The reports revive old accusations that the CIA was somehow involved in running cocaine between South America and the U.S. in order to raise funds for the Contras, at a time that the U.S. Congress had prohibited the CIA from arming the Contras.

In response to an outcry over the publishing of a three-part series in San José Mercury News that linked Contra drug money to the crack cocaine epidemic in Los Angeles, in the United States, the CIA’s Inspector General issued a report that denied agency responsibility in the drug trafficking, but acknowledged that the CIA-contracted pilots and other “assets” used by the CIA were involved in drug trafficking.

According to Fox News, “In 1998, CIA Inspector General Fred Hitz told Congress he ‘found no evidence … of any conspiracy by CIA or its employees to bring drugs into the United States. However, it worked with a variety of … assets [and] pilots who ferried supplies to the Contras, who were alleged to have engaged in drug trafficking activity.’

“Hitz said the ‘CIA had an operational interest’ in the Contras. And while aware the rebels were trading ‘arms-for-drugs’ the CIA ‘did nothing to stop it.’ ”

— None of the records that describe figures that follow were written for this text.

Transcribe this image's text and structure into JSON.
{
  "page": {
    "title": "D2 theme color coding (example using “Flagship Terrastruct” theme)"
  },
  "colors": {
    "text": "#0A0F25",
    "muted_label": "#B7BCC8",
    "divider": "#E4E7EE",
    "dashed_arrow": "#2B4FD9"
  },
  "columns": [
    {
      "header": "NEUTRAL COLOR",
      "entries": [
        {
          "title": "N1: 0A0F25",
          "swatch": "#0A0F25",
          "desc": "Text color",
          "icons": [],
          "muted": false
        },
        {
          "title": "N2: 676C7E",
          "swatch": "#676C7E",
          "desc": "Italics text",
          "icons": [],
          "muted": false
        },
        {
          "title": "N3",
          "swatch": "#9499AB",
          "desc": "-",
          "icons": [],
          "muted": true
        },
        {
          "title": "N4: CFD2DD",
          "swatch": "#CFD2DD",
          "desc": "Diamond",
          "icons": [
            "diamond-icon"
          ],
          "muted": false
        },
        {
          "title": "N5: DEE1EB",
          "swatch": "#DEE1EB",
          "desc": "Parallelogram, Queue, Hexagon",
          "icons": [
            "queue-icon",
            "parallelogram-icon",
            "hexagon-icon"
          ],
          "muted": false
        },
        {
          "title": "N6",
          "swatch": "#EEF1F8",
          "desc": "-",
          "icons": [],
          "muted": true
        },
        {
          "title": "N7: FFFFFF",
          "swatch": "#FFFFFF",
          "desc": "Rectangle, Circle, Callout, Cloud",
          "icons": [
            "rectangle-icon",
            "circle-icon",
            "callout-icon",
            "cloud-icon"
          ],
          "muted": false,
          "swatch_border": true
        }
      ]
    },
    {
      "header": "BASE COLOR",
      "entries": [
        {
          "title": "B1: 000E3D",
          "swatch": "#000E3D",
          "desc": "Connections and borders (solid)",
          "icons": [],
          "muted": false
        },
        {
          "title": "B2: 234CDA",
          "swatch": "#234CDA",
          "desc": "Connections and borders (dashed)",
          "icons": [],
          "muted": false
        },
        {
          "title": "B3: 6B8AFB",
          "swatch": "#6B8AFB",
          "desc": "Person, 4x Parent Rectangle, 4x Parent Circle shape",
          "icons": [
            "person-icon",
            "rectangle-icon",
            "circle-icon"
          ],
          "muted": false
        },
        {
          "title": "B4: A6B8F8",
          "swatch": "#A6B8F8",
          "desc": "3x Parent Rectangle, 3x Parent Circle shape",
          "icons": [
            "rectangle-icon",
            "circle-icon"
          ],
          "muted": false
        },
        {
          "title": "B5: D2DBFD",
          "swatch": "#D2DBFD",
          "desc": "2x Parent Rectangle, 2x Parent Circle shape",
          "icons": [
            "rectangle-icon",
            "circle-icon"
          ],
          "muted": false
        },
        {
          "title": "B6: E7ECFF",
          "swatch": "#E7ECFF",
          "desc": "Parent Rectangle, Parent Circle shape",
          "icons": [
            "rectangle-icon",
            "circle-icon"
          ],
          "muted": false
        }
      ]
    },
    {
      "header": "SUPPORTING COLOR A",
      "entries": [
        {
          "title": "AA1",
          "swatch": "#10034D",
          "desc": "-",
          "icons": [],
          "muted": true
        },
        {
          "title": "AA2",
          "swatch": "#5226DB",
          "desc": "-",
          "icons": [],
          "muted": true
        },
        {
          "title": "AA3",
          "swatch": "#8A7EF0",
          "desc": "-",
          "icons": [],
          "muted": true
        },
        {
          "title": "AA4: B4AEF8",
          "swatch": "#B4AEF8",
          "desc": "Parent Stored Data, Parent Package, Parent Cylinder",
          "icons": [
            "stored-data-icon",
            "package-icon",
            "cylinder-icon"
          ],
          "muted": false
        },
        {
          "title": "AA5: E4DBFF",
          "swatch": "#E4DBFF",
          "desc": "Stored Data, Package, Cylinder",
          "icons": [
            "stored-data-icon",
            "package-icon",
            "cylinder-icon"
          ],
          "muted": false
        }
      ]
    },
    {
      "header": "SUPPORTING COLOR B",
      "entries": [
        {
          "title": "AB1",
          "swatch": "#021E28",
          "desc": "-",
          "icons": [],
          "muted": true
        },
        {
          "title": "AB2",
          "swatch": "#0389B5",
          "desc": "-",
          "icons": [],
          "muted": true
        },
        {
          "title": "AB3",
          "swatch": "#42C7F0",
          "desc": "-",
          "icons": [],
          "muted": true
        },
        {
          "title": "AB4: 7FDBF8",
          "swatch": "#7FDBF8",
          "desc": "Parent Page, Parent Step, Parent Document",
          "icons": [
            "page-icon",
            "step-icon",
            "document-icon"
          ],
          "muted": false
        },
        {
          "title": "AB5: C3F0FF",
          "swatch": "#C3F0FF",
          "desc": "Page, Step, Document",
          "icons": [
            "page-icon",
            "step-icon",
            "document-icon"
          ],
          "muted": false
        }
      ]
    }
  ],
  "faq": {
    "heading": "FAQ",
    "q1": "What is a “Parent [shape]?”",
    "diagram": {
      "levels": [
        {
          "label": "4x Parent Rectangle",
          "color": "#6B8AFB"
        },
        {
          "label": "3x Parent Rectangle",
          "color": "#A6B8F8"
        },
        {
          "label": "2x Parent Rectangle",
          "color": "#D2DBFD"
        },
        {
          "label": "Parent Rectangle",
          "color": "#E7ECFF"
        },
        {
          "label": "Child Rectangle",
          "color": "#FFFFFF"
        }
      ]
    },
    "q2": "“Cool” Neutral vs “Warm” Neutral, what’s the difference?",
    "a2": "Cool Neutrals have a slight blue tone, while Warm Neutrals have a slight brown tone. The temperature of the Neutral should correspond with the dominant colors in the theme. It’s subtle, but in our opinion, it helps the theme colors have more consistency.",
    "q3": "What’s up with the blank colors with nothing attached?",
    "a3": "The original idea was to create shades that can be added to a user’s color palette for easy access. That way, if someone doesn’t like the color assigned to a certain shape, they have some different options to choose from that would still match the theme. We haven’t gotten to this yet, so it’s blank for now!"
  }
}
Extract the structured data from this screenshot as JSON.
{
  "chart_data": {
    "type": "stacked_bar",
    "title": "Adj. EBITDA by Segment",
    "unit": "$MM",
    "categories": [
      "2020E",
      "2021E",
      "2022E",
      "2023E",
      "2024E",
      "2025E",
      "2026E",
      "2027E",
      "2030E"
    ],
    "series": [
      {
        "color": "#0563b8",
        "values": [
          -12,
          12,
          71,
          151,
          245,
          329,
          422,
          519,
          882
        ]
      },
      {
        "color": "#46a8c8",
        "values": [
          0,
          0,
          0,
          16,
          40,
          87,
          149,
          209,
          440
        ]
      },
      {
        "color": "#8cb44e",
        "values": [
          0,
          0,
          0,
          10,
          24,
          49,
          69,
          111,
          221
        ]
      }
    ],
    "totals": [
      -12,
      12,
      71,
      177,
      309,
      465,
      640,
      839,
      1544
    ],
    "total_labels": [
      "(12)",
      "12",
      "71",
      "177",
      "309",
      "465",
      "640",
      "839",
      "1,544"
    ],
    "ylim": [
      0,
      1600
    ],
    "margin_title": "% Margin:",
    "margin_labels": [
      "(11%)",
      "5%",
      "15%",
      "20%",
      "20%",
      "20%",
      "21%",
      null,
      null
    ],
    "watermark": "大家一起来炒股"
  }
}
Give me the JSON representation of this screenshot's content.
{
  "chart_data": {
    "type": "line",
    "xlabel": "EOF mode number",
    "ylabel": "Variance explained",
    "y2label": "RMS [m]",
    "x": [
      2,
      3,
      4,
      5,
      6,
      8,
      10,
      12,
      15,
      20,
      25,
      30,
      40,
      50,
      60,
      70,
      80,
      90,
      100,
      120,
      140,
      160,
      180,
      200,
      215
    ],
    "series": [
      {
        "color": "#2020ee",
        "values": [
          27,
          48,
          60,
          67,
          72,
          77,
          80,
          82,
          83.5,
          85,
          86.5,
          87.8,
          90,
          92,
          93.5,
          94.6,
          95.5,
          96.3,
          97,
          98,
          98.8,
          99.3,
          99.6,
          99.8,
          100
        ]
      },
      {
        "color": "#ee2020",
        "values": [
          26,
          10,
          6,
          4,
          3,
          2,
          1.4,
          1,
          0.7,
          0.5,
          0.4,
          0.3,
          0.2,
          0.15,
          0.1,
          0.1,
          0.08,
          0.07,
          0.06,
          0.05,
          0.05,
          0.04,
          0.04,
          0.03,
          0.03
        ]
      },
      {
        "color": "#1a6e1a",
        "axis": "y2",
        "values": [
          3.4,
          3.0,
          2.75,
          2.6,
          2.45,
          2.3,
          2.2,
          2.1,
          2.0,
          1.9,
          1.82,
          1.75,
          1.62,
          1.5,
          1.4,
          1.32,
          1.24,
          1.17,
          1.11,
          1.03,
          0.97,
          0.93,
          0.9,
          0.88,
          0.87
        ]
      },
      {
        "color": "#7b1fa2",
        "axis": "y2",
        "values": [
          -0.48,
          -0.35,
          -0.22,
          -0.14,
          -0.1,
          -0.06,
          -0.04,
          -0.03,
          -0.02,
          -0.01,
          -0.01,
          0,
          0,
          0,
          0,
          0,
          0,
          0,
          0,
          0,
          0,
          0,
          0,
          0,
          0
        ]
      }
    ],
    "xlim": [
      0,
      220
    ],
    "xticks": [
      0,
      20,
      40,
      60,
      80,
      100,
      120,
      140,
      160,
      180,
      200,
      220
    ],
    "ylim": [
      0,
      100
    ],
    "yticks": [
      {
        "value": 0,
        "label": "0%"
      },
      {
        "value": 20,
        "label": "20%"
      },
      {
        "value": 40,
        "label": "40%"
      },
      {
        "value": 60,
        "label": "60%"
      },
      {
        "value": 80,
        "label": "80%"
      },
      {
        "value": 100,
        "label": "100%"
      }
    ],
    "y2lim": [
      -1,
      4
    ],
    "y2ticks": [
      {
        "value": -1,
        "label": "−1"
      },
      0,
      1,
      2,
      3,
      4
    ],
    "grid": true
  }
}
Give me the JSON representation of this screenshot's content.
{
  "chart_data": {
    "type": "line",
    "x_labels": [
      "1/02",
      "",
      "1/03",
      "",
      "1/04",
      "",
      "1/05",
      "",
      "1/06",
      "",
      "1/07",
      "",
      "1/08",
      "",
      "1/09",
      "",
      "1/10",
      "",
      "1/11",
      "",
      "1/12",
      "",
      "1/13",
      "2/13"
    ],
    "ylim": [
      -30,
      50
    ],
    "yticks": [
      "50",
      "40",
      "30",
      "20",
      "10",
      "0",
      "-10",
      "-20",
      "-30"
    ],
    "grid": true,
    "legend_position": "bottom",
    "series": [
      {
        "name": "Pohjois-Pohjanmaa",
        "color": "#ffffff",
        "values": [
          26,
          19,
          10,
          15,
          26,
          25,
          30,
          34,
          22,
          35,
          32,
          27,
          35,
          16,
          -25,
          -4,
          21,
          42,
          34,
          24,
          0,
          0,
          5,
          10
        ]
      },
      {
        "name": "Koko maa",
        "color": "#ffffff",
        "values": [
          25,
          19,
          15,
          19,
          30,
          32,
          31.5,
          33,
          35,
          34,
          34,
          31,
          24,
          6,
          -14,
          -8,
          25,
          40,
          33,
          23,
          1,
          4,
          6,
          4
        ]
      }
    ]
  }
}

The author of the San José Mercury News series, Gary Webb, drew widespread criticism for linking the CIA to the proliferation of crack cocaine in the United States, and three major newspapers, the New York Times, the Los Angeles Times and the Washington Post published stories ostensibly debunking the series.

Webb’s editors acknowledged flaws in the reporting and assigned the reporter to a lesser post covering a northern Californian suburb.

Webb eventually quit the newspaper and, unable to find a job with any other major news outlet, committed suicide in December 2004.